The Court notes that the CA reckoned the 15-day extension it granted to petitioner from July 10, 1999, the date
petitioner filed its Motion for Extension, rather than from July 19, 1999, the date of expiration of petitioners
original period to appeal. While such computation of the CA appears to be erroneous, petitioner did not question
it in the present petition. But even if we do reckon the 15-day extension period from July 19, 1999, the same
would have ended on August 3, 1999, making petitioners appeal still inexcusably tardy by 16 days. Either way
we reckon it, therefore, petitioners appeal was not perfected within the period prescribed under Rule 43.

Nevertheless, the Court opts to resolve the substantive issues raised by petitioner in its appeal so as to determine
the lawful rights of the parties and put an end to the litigation.

As cited by the SEC En Banc in its March 25, 2002 Decision, as early as February 13, 1998, the SEC,
through Director Linda A. Daoang, already rendered a ruling on the effectivity of the registration statement of
petitioner, viz:

This has reference to your registration statement which was rendered effective 11 February
1998. The 30 days within which a purchaser may exercise the option to unilaterally rescindthe
purchase agreement and receive the refund of money paid, applies to all purchase agreements
entered into by the registrant prior to the effectivity of the registration statement. The 30-day
rescission period for contracts signed before the Registration Statement was rendered effective
shall commence on 11 February 1998. The rescission period for contracts after 11 February
1998 shall commence on the date of purchase agreement. (Emphasis supplied.)[34]

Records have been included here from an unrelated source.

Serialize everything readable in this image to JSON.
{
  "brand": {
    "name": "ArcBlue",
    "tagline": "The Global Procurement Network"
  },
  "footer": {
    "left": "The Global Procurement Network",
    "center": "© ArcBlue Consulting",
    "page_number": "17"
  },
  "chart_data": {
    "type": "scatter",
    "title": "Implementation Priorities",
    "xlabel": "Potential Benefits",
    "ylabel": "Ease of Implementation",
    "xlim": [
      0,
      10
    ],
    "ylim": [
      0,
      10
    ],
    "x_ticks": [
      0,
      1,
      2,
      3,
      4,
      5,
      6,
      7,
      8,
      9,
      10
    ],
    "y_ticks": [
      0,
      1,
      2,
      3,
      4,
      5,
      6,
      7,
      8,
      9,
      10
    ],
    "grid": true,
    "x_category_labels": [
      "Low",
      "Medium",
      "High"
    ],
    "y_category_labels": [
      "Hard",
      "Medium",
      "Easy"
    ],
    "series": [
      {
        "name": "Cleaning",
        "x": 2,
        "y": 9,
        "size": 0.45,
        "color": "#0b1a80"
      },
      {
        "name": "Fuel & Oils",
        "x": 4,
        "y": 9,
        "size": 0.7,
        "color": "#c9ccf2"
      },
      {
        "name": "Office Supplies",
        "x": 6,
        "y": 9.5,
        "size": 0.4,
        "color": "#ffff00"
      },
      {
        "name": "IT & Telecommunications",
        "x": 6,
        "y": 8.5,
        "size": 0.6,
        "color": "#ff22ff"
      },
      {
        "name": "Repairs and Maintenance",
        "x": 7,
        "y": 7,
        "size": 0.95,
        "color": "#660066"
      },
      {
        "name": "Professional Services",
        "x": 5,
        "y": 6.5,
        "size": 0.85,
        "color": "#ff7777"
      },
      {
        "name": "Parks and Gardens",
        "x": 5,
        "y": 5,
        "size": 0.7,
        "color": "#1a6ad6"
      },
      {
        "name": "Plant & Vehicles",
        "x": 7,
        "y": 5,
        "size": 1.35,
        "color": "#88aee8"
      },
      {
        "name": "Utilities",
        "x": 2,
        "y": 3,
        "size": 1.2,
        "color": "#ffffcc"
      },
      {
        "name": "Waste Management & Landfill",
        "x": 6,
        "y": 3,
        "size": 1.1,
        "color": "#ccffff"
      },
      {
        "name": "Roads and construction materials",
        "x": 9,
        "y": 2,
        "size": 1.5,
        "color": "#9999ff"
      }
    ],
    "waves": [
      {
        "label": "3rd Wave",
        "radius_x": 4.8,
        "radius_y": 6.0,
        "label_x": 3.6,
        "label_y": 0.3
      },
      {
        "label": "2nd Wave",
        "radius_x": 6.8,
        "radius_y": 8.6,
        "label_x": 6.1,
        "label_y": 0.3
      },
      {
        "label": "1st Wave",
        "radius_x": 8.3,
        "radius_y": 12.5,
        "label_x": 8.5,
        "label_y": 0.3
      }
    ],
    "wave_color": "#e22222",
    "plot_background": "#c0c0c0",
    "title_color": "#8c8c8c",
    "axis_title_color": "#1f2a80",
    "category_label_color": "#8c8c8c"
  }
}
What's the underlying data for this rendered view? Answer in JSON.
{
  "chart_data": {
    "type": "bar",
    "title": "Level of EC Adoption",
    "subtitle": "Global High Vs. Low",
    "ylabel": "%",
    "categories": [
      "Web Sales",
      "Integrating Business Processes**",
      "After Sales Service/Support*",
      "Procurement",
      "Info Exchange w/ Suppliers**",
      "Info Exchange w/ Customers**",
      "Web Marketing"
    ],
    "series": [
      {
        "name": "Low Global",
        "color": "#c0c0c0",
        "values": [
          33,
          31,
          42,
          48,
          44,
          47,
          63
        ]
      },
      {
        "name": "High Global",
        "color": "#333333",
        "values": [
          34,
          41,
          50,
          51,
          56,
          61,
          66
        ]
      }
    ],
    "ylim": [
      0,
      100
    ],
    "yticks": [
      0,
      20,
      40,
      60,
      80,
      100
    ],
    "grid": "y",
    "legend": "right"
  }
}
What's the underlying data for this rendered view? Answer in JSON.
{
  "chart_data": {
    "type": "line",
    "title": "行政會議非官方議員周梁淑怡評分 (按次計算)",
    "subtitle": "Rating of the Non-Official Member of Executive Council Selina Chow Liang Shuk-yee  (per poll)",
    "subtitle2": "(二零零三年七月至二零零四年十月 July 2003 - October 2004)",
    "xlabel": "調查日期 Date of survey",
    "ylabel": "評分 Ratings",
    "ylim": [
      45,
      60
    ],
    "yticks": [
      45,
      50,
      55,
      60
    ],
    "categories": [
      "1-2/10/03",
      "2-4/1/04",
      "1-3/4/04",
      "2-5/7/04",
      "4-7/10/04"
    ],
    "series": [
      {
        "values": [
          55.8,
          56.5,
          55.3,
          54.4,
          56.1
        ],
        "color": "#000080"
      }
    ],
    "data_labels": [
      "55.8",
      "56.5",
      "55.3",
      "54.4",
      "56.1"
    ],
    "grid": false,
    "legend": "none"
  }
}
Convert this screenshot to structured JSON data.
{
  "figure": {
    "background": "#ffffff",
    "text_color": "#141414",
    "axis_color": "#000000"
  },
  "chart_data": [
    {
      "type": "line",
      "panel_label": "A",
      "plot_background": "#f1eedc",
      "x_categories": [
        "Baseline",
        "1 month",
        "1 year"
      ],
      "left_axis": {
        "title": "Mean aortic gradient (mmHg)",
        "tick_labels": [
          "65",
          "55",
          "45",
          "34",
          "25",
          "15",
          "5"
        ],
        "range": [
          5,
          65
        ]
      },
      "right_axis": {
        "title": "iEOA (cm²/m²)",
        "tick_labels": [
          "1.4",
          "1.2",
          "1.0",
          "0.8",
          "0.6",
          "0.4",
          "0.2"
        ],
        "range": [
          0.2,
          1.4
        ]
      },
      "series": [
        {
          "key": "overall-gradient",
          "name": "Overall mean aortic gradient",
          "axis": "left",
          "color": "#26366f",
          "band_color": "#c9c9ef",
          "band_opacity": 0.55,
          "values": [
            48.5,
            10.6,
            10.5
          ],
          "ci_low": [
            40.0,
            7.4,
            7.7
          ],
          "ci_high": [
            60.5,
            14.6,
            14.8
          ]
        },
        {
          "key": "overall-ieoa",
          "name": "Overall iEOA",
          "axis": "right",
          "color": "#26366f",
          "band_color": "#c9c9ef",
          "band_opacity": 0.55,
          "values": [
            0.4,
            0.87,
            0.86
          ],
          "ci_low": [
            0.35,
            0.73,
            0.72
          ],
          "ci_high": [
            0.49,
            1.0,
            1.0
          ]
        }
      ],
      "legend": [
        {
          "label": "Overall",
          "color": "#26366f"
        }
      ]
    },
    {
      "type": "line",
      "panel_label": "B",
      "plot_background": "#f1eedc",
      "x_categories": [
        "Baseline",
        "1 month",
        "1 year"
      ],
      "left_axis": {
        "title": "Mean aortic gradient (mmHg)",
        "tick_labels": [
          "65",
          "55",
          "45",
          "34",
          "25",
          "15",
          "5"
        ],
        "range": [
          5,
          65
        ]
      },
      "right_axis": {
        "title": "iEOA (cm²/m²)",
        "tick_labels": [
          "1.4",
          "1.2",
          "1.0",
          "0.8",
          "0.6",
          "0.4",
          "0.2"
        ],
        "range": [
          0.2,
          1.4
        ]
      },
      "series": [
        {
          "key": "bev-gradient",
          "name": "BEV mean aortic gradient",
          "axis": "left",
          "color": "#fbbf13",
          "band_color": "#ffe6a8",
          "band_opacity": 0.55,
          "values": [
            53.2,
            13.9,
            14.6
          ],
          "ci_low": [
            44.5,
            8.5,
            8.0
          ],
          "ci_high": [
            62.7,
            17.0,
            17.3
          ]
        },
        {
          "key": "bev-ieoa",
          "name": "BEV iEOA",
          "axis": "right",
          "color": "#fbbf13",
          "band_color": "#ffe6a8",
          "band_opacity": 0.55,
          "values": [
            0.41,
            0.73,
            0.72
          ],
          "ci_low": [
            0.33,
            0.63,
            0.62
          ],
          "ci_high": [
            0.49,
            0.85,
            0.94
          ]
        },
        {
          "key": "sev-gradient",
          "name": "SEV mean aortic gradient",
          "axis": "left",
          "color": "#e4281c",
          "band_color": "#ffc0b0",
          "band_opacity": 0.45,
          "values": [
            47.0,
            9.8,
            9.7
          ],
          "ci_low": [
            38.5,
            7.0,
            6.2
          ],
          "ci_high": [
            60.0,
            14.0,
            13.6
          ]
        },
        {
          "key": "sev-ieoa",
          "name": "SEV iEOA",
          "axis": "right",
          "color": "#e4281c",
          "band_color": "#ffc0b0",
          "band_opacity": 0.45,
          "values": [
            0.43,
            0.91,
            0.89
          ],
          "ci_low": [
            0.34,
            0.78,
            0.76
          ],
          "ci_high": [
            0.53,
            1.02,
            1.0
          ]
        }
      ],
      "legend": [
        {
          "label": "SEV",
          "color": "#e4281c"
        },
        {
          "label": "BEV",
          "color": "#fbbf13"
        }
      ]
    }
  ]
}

Petitioner sought a reconsideration of said ruling but the same was denied by Director Daoang in an Order
dated March 9, 1998.[35] However, petitioner did not resort to any other administrative remedy against said ruling,
such as by questioning the same before the SEC En Banc. Having failed to exhaust the administrative remedies
available to it, petitioner is already bound by said ruling and can no longer question the same through a direct and
belated recourse to us.[36]

Finally, the provisions of B.P. Blg. 178 do not support the contention of petitioner that its mere registration
as a corporation already authorizes it to deal with unregistered timeshares. Corporate registration is just one of
several requirements before it may deal with timeshares:

Section 8. Procedure for registration. - (a) All securities required to be registered under
subsection (a) of Section four of this Act shall be registered through the filing by the issuer or by
any dealer or underwriter interested in the sale thereof, in the office of the Commission, of a sworn
registration statement with respect to such securities, containing or having attached thereto, the
(36) Unless previously filed and registered with the Commission and brought up to date:

(a) A copy of its articles of incorporation with all amendments thereof and its
existing by-laws or instruments corresponding thereto, whatever the name, if
the issuer be a corporation.

Prior to fulfillment of all the other requirements of Section 8, petitioner is absolutely proscribed under
Section 4 from dealing with unregistered timeshares, thus:

Section 4. Requirement of registration of securities. - (a) No securities, except of a class

exempt under any of the provisions of Section five hereof or unless sold in any transaction exempt
under any of the provisions of Section six hereof, shall be sold or offered for sale or distribution
to the public within the Philippines unless such securities shall have been registered and
permitted to be sold as hereinafter provided. (Emphasis supplied.)